Symptoms related to cancer treatment The focus on CBD for cancer treatment has been for its use in reducing the nausea and vomiting that often accompany chemotherapy and radiation treatments. Two cannabinoid drugs have been approved by the FDA to combat those side effects: Marinol (dronabinol) and Cesamet (nabilone). More recently, researchers have discovered CBD may slow the growth of cancer cells, according to the American Cancer Society.
Addiction As ironic as it sounds, CBD — which technically is classified as a Schedule I substance by the Drug Enforcement Administration and as such is currently illegal in nearly half the United States — has shown a lot of promise in fighting addiction to everything from opioids and cocaine to alcohol and tobacco. In addition, a number of preclinical studies, including a study published in June 2017 in Cannabis and Cannabinoid Research, suggest CBD might be useful as a pain therapy in place of opioids.
Diabetes A number of studies, including one published in February 2012 in theAmerican Journal of Pathology, have suggested that CBD could play a role in improving outcomes for people with diabetes. Observational studies have shown that people who use marijuana have lower fasting insulin levels and measures of insulin resistance.
Acne and other skin issues A study published in July 2014 in the Journal of Clinical Investigation suggested topical CBD can be a potent antiacne agent, likely because of its anti-inflammatory properties. And a study published in July 2017 in the Journal of the American Academy of Dermatology found CBD (and THC) useful for reducing the itch and inflammation associated with eczema and psoriasis.
High blood pressure Researchers in England studied the effects of CBD on a small group of healthy men ages 19 to 29 — all nonsmokers who had never used cannabis — and discovered a single dose of CBD reduced resting blood pressure by 6 millimeters of mercury (mmHg), which may ultimately also reduce the risk of stroke. The study, published in July 2017 in JCI Insight, concluded that the response may be due to CBD’s anxiolytic (anxiety-reducing) and analgesic (pain-reducing) effects.
Is CBD Right for You, and What Are the Possible Side Effects?
If you’re suffering from any of the ailments or diseases on this list and are curious to see if CBD could help, you should also know about the side effects that some people experience when using CBD products. The most common are dizziness, dry mouth, mood changes, gastrointestinal issues — including nausea — and fatigue. And since research has shown that CBD can interact with a variety of medications, including warfarin (a blood thinner) and clobazam (used to treat epilepsy), it’s essential to discuss your use of CBD-containing products with your physician or other healthcare provider.
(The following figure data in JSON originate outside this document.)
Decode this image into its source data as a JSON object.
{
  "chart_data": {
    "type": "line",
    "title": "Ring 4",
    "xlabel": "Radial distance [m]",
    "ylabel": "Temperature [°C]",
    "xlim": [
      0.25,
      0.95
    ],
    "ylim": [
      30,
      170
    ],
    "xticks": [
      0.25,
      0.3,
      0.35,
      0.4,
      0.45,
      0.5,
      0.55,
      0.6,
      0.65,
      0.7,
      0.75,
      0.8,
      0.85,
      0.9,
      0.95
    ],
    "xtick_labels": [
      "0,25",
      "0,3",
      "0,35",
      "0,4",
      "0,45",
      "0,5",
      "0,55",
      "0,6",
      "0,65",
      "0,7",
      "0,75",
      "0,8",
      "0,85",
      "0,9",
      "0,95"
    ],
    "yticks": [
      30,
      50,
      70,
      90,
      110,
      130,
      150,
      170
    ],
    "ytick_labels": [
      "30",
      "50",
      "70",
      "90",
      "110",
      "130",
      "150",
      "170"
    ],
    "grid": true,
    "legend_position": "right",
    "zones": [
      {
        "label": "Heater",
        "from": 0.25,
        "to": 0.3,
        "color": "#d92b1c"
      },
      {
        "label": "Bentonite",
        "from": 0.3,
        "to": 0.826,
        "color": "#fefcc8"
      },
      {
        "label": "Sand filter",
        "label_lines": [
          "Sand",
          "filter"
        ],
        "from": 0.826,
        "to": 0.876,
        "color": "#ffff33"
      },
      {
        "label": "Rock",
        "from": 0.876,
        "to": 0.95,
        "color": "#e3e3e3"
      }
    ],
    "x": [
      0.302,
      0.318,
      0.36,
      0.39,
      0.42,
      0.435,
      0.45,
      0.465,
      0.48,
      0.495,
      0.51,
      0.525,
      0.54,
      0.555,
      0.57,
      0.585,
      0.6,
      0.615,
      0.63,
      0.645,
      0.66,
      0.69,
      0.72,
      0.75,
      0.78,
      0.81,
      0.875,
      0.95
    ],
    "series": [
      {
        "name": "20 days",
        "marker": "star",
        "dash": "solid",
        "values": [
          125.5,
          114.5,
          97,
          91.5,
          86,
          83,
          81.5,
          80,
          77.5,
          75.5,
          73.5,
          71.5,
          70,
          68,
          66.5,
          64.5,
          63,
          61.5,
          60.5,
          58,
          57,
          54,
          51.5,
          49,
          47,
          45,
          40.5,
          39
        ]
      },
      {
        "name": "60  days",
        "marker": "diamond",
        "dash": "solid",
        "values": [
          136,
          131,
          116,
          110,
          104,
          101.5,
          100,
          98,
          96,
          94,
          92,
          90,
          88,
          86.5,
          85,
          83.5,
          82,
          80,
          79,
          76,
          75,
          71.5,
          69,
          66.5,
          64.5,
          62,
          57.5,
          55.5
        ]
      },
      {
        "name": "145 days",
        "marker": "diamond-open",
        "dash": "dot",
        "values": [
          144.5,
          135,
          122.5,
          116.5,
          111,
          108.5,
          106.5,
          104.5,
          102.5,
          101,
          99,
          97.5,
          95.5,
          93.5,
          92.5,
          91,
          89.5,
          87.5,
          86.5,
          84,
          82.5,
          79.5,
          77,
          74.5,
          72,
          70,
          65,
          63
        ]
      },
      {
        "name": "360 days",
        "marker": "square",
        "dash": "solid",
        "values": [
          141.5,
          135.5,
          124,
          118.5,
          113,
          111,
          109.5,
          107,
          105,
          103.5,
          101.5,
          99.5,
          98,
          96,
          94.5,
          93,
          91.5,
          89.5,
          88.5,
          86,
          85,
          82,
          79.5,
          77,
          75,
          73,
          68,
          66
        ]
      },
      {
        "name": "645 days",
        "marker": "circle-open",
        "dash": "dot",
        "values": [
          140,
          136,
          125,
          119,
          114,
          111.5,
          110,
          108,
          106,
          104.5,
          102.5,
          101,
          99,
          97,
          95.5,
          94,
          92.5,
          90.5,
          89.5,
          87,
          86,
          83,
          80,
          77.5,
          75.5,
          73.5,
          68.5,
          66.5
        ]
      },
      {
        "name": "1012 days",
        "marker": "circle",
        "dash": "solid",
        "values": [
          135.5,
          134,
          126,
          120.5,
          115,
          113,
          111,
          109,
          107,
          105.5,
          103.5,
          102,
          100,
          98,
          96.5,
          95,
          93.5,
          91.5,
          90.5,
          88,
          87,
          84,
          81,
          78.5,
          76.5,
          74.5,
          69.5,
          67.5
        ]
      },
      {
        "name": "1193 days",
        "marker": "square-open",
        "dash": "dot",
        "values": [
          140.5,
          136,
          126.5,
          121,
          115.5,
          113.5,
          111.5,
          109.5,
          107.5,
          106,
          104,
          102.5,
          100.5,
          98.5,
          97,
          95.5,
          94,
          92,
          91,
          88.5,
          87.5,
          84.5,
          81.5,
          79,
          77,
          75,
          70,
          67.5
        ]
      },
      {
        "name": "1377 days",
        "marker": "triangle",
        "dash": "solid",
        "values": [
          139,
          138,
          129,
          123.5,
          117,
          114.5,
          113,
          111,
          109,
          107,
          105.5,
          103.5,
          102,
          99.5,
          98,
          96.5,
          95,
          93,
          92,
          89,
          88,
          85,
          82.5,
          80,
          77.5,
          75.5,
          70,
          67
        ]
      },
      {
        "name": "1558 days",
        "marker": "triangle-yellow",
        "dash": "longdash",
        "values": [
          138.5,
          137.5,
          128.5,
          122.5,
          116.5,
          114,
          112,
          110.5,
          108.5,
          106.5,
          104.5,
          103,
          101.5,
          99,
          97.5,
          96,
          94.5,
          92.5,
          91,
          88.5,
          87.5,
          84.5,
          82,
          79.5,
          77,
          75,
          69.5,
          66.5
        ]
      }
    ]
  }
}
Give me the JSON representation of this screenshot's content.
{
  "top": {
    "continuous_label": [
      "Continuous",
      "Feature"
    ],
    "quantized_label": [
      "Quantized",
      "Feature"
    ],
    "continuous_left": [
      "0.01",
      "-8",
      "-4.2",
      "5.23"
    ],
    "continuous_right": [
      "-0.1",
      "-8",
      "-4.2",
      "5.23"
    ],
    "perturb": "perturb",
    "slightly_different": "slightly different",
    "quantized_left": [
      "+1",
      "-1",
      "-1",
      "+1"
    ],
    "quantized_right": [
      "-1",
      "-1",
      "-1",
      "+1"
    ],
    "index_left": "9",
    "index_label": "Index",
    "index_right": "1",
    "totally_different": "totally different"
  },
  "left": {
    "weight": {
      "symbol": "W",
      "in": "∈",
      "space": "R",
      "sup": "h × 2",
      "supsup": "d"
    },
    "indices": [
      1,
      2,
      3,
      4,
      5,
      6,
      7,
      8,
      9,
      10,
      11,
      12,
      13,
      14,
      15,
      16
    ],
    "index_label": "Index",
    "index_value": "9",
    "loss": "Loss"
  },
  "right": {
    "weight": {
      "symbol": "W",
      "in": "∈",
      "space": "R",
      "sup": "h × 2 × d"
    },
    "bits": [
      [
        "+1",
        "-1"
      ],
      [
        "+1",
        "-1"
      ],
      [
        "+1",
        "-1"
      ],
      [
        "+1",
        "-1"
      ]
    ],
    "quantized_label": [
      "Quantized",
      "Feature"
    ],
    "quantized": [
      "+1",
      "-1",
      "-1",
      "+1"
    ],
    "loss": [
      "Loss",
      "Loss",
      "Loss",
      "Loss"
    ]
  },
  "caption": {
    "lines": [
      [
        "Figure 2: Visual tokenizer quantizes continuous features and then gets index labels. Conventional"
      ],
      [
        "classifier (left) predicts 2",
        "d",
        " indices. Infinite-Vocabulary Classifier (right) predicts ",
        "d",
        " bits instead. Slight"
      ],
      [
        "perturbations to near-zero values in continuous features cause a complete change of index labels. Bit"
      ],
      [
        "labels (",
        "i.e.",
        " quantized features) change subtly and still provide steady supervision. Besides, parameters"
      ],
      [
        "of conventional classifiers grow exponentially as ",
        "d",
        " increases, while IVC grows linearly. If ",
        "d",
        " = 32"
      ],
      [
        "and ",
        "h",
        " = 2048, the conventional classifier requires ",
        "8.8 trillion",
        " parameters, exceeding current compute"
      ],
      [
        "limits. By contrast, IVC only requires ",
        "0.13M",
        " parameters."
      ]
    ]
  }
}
How Do You Know What’s in CBD Products?
The next challenge is finding products that are accurately labeled. According to research published in November 2017 in the Journal of the American Medical Association, many CBD products do not contain the amount of CBD their labels claim. The research, conducted at the University of Pennsylvania Perelman School of Medicine, involved testing 84 CBD products to see if they contained the amount of CBD listed. The researchers found 70 percent of CBD products are mislabeled, and “26 percent contained less CBD than labeled, which could negate any potential clinical response.”
Like any other product, from aspirin to zinc oxide, CBD is not for everyone. And even though it’s “natural,” it’s not necessarily safe, especially for people who are taking other medications. If you decide to try CBD products, make sure you know where the products are sourced from, how they’re manufactured, and how they’re meant to be used.